The fact that the package is installed means that wheels can be built, i.e. the package can be published and distributed.

I simply ported everything inside setup.cfg following the official pyproject specification here as well as how to configure setuptools with pyproject.

I changed flake8 to ruff because flake8 cannot be configured with pyproject; ruff is a drop in replacement written in rust, very fast, extremely widely adopted (pandas, scipy, apache airflow, and many many more all use it). If you don't like the new tool, we can just leave the flake8 section in setup.cfg or in a .flake8 file.

I also edited the precommit config accordingly. I realised that while you configured codespell, it was not running in precommit, so I added that too. precommit runs fine; please do tell me of other ways to test whether something is broken! 😃

@Vincent-Maladiere
Copy link
Member

Hey @baggiponte, thanks for this PR!
I agree that moving to pyproject.toml is an improvement, since we don't have compiled files, nor intend to have some.

I have no opinion on whether we should use ruff or not, despite its popularity.

However, for the sake of passing the CI, you might want to fix the ruff errors, since many flake8 ignored rules are not mirrored. See the error in the CI.
Here is the list of ruff rules.

Using pyproject.toml with setuptools as its backend, it's good to mention that we can still generate bdist_wheel and sdist using either wheel:

pip wheel . --no-deps -w my_dist

or build (might need to be pip install):

python -m build

What do the other maintainers think? cc @GaelVaroquaux who might be interested in this.

@baggiponte
Copy link
Contributor Author

Hi Vincent!

Thank you for your review. I would have gotten it done this weekend but I was busy. I shall get back to it tomorrow and fix it asap 💪🏼

@Vincent-Maladiere
Copy link
Member

Don't worry, there's no rush :)
Thanks for staying motivated!

@Vincent-Maladiere
Copy link
Member

Hey @baggiponte, do you need help on this? :)

@jeromedockes
Copy link
Member

One thing worth considering is that when using setuptools, to include package data (non-python files that need to be shipped with the code) ATM with setuptools if we don't use setup.py, according to the documentation the 2 options are (i) list the data files in a MANIFEST.in (a bit tedious and there is the risk of forgetting some) or (ii) use the setuptools-scm plugin to include files that are tracked by git.

@baggiponte
Copy link
Contributor Author

baggiponte commented Sep 16, 2023

Ciao @Vincent-Maladiere, sorry if it took me so long to get back to this.
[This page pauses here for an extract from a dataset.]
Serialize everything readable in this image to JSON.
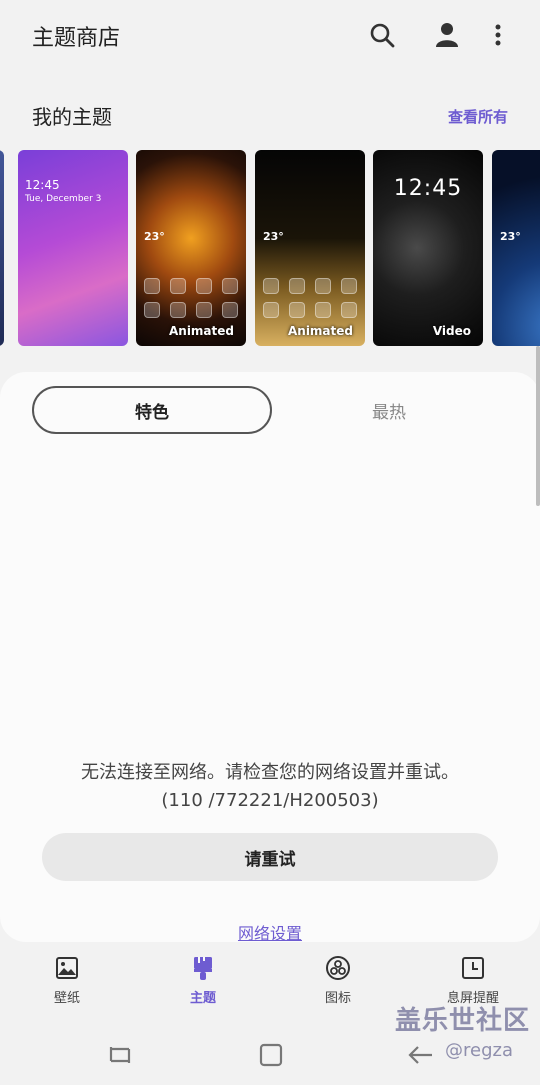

  1. I fetched the latest updates and merged in my working branch
  2. Removed the E24 altogether. My understanding is that if you say E24 flake8 will understand "every rule that starts with E24", which comprises E241 and E242, which denote multiple spaces and tabs after commas. This was ignored, I guess because black solves this beforehand.

UPDATE 1
Okay! Now there are no more errors related to my configuration. The error raised at this line is for a ruff rule that is not respected; the other errors below are from codespell: please tell me how I should proceed here :)

CircleCI fails because it expects setup.py to be there:

python: can't open file '/home/circleci/project/setup.py': [Errno 2] No such file or directory
Exited with code exit status 2

I shall check the build_docs.sh script next!

UPDATE 2

Now this error is raised in CircleCI. My understanding is that is due to something else with sphinx, but I can't really figure out why. Does it normally work? Do you understand what might be going on? Error is here.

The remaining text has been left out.